A diagnosis of rhabdomyolysis was made and the patient was treated with intravenous fluids. The cause was thought to be excessive exercise given his athletic background; however, bone scintigraphy revealed diffuse symmetrical isotope uptake in the gluteal muscles, quadriceps, calves and latissimus dorsi (Figures 1 and 2) suggesting non-traumatic aetiology. On closer questioning, the patient had suffered repeated episodes of muscle cramps usually after a period of reduced calorific intake since the age of 11. The history and imaging findings suggested an underlying metabolic defect. Skin biopsy confirmed a diagnosis of carnitine palmitoyl-CoA transferase type II (CPT-II) deficiency. CPT-II enzyme is responsible for the hydrolysis of long-chain fatty acids bound to carnitine following transport across the inter-mitochondrial membrane. Muscle CPT-II deficiency leads to failure of fatty acid oxidation resulting in rhabdomyolysis following conditions including fasting, cold exposure and sleep deprivation.

Fig. 1.

Fig. 1

Isotope bone scan using 561 MBq of technetium 99-labelled methylene diphosphonate showed marked muscular uptake in the gluteal muscles, quadriceps, calf muscles and latissimus dorsi.

Fig. 2.

Fig. 2

Normal isotope bone scan for comparison, no muscular isotope deposition is visible.

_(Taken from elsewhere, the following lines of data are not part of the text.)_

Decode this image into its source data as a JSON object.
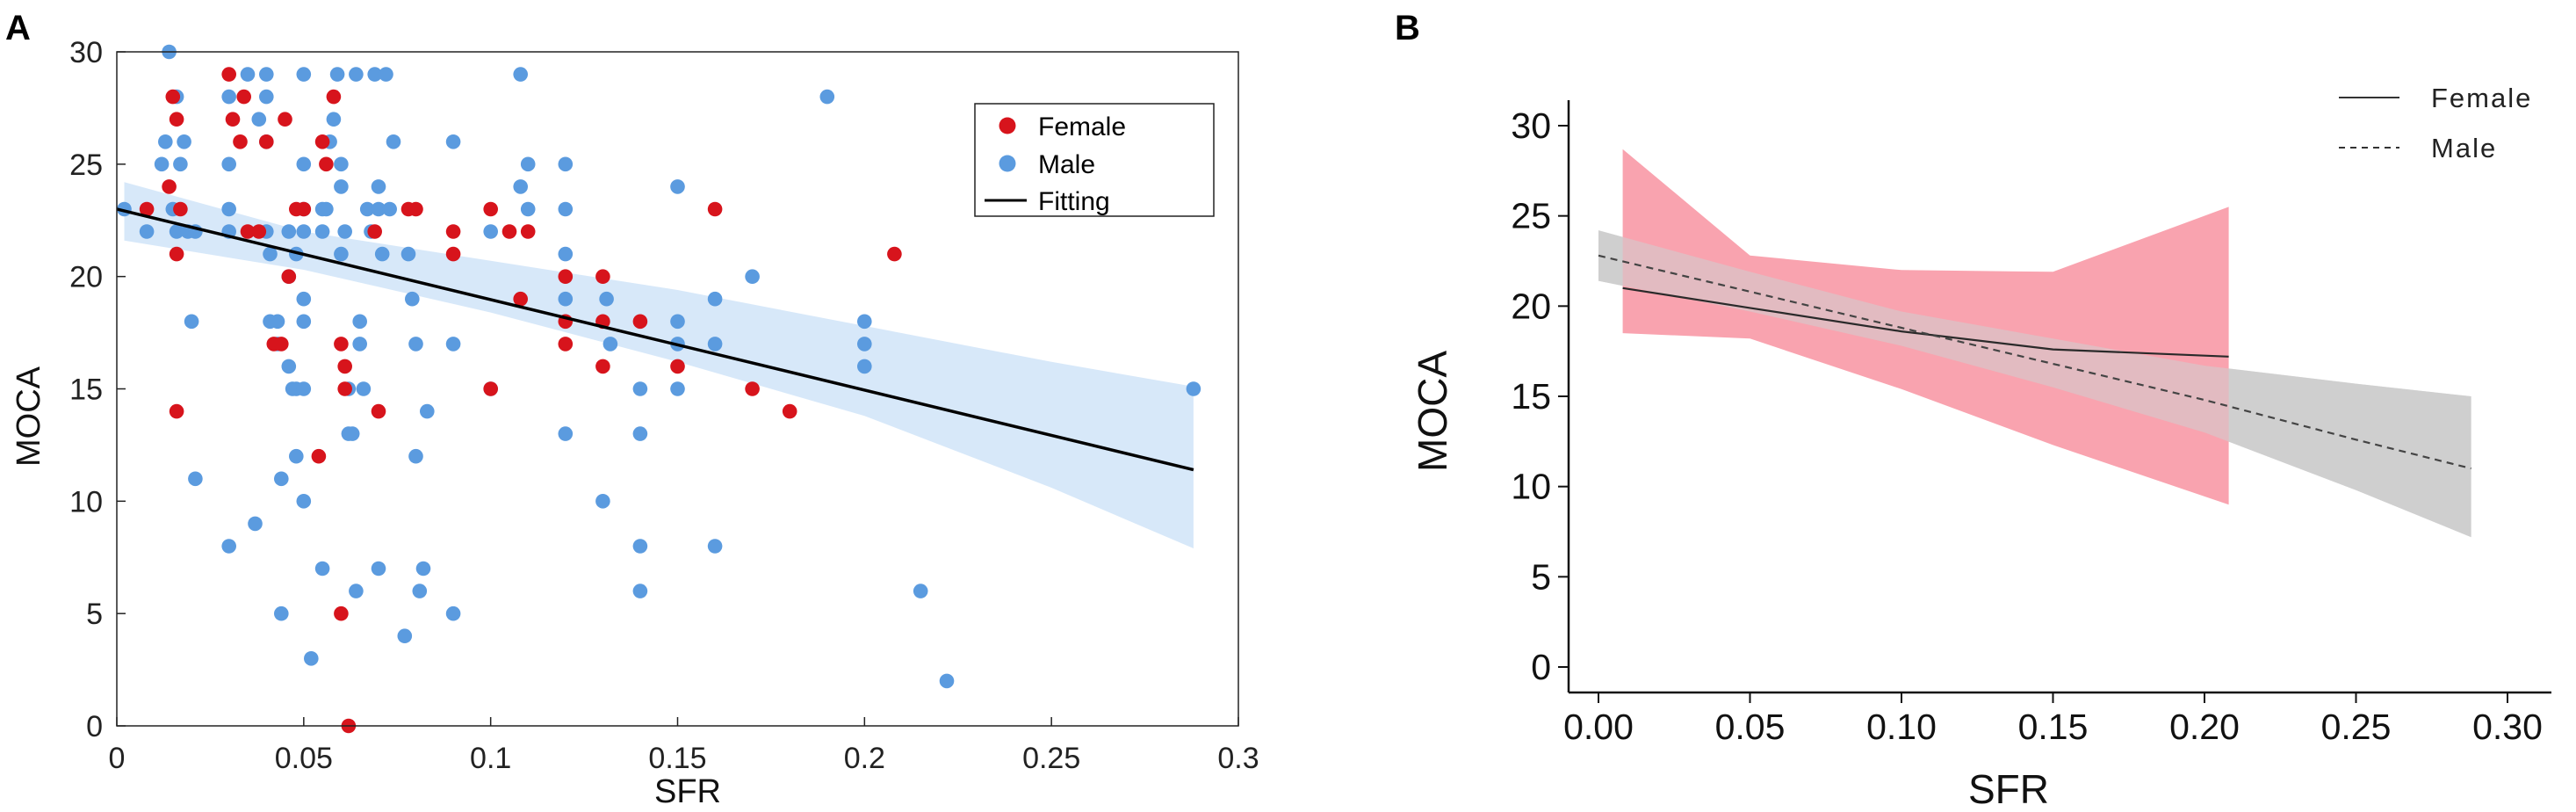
{
  "chart_data": [
    {
      "panel_label": "A",
      "type": "scatter",
      "xlabel": "SFR",
      "ylabel": "MOCA",
      "xlim": [
        0,
        0.3
      ],
      "ylim": [
        0,
        30
      ],
      "xticks": [
        "0",
        "0.05",
        "0.1",
        "0.15",
        "0.2",
        "0.25",
        "0.3"
      ],
      "yticks": [
        "0",
        "5",
        "10",
        "15",
        "20",
        "25",
        "30"
      ],
      "colors": {
        "female": "#d7141c",
        "male": "#5b9bdf",
        "band": "#d3e5f8",
        "fit": "#000000"
      },
      "legend": {
        "position": "top-right",
        "entries": [
          "Female",
          "Male",
          "Fitting"
        ]
      },
      "fit_line": {
        "x": [
          0.0,
          0.288
        ],
        "y": [
          23.0,
          11.4
        ]
      },
      "confidence_band": {
        "x": [
          0.002,
          0.05,
          0.1,
          0.15,
          0.2,
          0.25,
          0.288
        ],
        "upper": [
          24.2,
          22.0,
          20.7,
          19.4,
          17.8,
          16.2,
          15.1
        ],
        "lower": [
          21.6,
          20.3,
          18.4,
          16.2,
          13.8,
          10.6,
          7.9
        ]
      },
      "series": [
        {
          "name": "Male",
          "points": [
            [
              0.002,
              23
            ],
            [
              0.008,
              22
            ],
            [
              0.012,
              25
            ],
            [
              0.013,
              26
            ],
            [
              0.014,
              30
            ],
            [
              0.015,
              23
            ],
            [
              0.016,
              28
            ],
            [
              0.016,
              22
            ],
            [
              0.017,
              25
            ],
            [
              0.018,
              26
            ],
            [
              0.019,
              22
            ],
            [
              0.021,
              22
            ],
            [
              0.02,
              18
            ],
            [
              0.021,
              11
            ],
            [
              0.03,
              28
            ],
            [
              0.03,
              25
            ],
            [
              0.03,
              23
            ],
            [
              0.03,
              22
            ],
            [
              0.03,
              8
            ],
            [
              0.035,
              29
            ],
            [
              0.037,
              9
            ],
            [
              0.038,
              27
            ],
            [
              0.04,
              29
            ],
            [
              0.04,
              28
            ],
            [
              0.04,
              26
            ],
            [
              0.04,
              22
            ],
            [
              0.041,
              21
            ],
            [
              0.041,
              18
            ],
            [
              0.043,
              18
            ],
            [
              0.043,
              17
            ],
            [
              0.044,
              11
            ],
            [
              0.044,
              5
            ],
            [
              0.046,
              22
            ],
            [
              0.046,
              20
            ],
            [
              0.046,
              16
            ],
            [
              0.047,
              15
            ],
            [
              0.048,
              15
            ],
            [
              0.048,
              12
            ],
            [
              0.048,
              21
            ],
            [
              0.05,
              29
            ],
            [
              0.05,
              25
            ],
            [
              0.05,
              23
            ],
            [
              0.05,
              22
            ],
            [
              0.05,
              19
            ],
            [
              0.05,
              18
            ],
            [
              0.05,
              15
            ],
            [
              0.05,
              10
            ],
            [
              0.052,
              3
            ],
            [
              0.055,
              23
            ],
            [
              0.055,
              22
            ],
            [
              0.055,
              7
            ],
            [
              0.056,
              23
            ],
            [
              0.057,
              26
            ],
            [
              0.058,
              27
            ],
            [
              0.059,
              29
            ],
            [
              0.06,
              25
            ],
            [
              0.06,
              24
            ],
            [
              0.06,
              21
            ],
            [
              0.061,
              22
            ],
            [
              0.062,
              13
            ],
            [
              0.062,
              15
            ],
            [
              0.063,
              13
            ],
            [
              0.064,
              6
            ],
            [
              0.064,
              29
            ],
            [
              0.065,
              18
            ],
            [
              0.065,
              17
            ],
            [
              0.066,
              15
            ],
            [
              0.067,
              23
            ],
            [
              0.068,
              22
            ],
            [
              0.069,
              29
            ],
            [
              0.07,
              23
            ],
            [
              0.07,
              24
            ],
            [
              0.071,
              21
            ],
            [
              0.072,
              29
            ],
            [
              0.073,
              23
            ],
            [
              0.074,
              26
            ],
            [
              0.07,
              7
            ],
            [
              0.077,
              4
            ],
            [
              0.078,
              21
            ],
            [
              0.079,
              19
            ],
            [
              0.08,
              12
            ],
            [
              0.08,
              17
            ],
            [
              0.081,
              6
            ],
            [
              0.082,
              7
            ],
            [
              0.083,
              14
            ],
            [
              0.09,
              26
            ],
            [
              0.09,
              17
            ],
            [
              0.09,
              5
            ],
            [
              0.1,
              15
            ],
            [
              0.1,
              22
            ],
            [
              0.108,
              29
            ],
            [
              0.108,
              24
            ],
            [
              0.11,
              25
            ],
            [
              0.11,
              23
            ],
            [
              0.12,
              25
            ],
            [
              0.12,
              23
            ],
            [
              0.12,
              21
            ],
            [
              0.12,
              19
            ],
            [
              0.12,
              13
            ],
            [
              0.13,
              10
            ],
            [
              0.131,
              19
            ],
            [
              0.132,
              17
            ],
            [
              0.14,
              15
            ],
            [
              0.14,
              13
            ],
            [
              0.14,
              8
            ],
            [
              0.14,
              6
            ],
            [
              0.15,
              24
            ],
            [
              0.15,
              18
            ],
            [
              0.15,
              17
            ],
            [
              0.15,
              15
            ],
            [
              0.16,
              19
            ],
            [
              0.16,
              17
            ],
            [
              0.16,
              8
            ],
            [
              0.17,
              20
            ],
            [
              0.19,
              28
            ],
            [
              0.2,
              18
            ],
            [
              0.2,
              17
            ],
            [
              0.2,
              16
            ],
            [
              0.215,
              6
            ],
            [
              0.222,
              2
            ],
            [
              0.288,
              15
            ]
          ]
        },
        {
          "name": "Female",
          "points": [
            [
              0.008,
              23
            ],
            [
              0.014,
              24
            ],
            [
              0.015,
              28
            ],
            [
              0.016,
              27
            ],
            [
              0.016,
              21
            ],
            [
              0.016,
              14
            ],
            [
              0.017,
              23
            ],
            [
              0.03,
              29
            ],
            [
              0.031,
              27
            ],
            [
              0.033,
              26
            ],
            [
              0.034,
              28
            ],
            [
              0.035,
              22
            ],
            [
              0.038,
              22
            ],
            [
              0.04,
              26
            ],
            [
              0.042,
              17
            ],
            [
              0.044,
              17
            ],
            [
              0.045,
              27
            ],
            [
              0.046,
              20
            ],
            [
              0.048,
              23
            ],
            [
              0.05,
              23
            ],
            [
              0.054,
              12
            ],
            [
              0.055,
              26
            ],
            [
              0.056,
              25
            ],
            [
              0.058,
              28
            ],
            [
              0.06,
              17
            ],
            [
              0.06,
              5
            ],
            [
              0.061,
              15
            ],
            [
              0.061,
              16
            ],
            [
              0.062,
              0
            ],
            [
              0.069,
              22
            ],
            [
              0.07,
              14
            ],
            [
              0.078,
              23
            ],
            [
              0.08,
              23
            ],
            [
              0.09,
              22
            ],
            [
              0.09,
              21
            ],
            [
              0.1,
              15
            ],
            [
              0.1,
              23
            ],
            [
              0.105,
              22
            ],
            [
              0.108,
              19
            ],
            [
              0.11,
              22
            ],
            [
              0.12,
              20
            ],
            [
              0.12,
              18
            ],
            [
              0.12,
              17
            ],
            [
              0.13,
              20
            ],
            [
              0.13,
              18
            ],
            [
              0.13,
              16
            ],
            [
              0.14,
              18
            ],
            [
              0.15,
              16
            ],
            [
              0.16,
              23
            ],
            [
              0.17,
              15
            ],
            [
              0.18,
              14
            ],
            [
              0.208,
              21
            ]
          ]
        }
      ]
    },
    {
      "panel_label": "B",
      "type": "line",
      "xlabel": "SFR",
      "ylabel": "MOCA",
      "xlim": [
        -0.02,
        0.31
      ],
      "ylim": [
        -1,
        31
      ],
      "xticks": [
        "0.00",
        "0.05",
        "0.10",
        "0.15",
        "0.20",
        "0.25",
        "0.30"
      ],
      "yticks": [
        "0",
        "5",
        "10",
        "15",
        "20",
        "25",
        "30"
      ],
      "colors": {
        "female_band": "#f9a3af",
        "male_band": "#cfcfcf",
        "female_line": "#2a2a2a",
        "male_line": "#444444"
      },
      "legend": {
        "position": "top-right",
        "entries": [
          "Female",
          "Male"
        ]
      },
      "series": [
        {
          "name": "Female",
          "style": "solid",
          "x": [
            0.008,
            0.05,
            0.1,
            0.15,
            0.208
          ],
          "y": [
            21.0,
            19.9,
            18.6,
            17.6,
            17.2
          ],
          "band_upper": [
            28.7,
            22.8,
            22.0,
            21.9,
            25.5
          ],
          "band_lower": [
            18.5,
            18.2,
            15.4,
            12.3,
            9.0
          ]
        },
        {
          "name": "Male",
          "style": "dashed",
          "x": [
            0.0,
            0.05,
            0.1,
            0.15,
            0.2,
            0.25,
            0.288
          ],
          "y": [
            22.8,
            20.8,
            18.8,
            16.8,
            14.8,
            12.6,
            11.0
          ],
          "band_upper": [
            24.2,
            21.9,
            19.7,
            18.2,
            16.7,
            15.7,
            15.0
          ],
          "band_lower": [
            21.4,
            19.7,
            17.8,
            15.5,
            13.0,
            9.8,
            7.2
          ]
        }
      ]
    }
  ]
}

Rhabdomyolysis can be directly visualized due to isotope deposition in damaged myocytes. The mechanism may be related to isotope adsorption to intracellular calcium released from sarcolemmal disruption [1]. Traumatic and non-traumatic rhabdomyolysis can be difficult to distinguish when confounding factors exist, particularly in alcoholics and drug users. Bone scintigraphy usually shows asymmetrical, localized tracer uptake in traumatic lesions and a more diffuse, symmetrical pattern in non-traumatic rhabdomyolysis [2]. Identifying non-traumatic rhabdomyolysis is important as there is usually an underlying precipitant that needs to be removed before recovery can take place. Bone scintigraphy can distinguish between non-traumatic and traumatic rhabdomyolysis by the pattern of isotope uptake in damage myocytes.

Conflict of interest statement. None declared.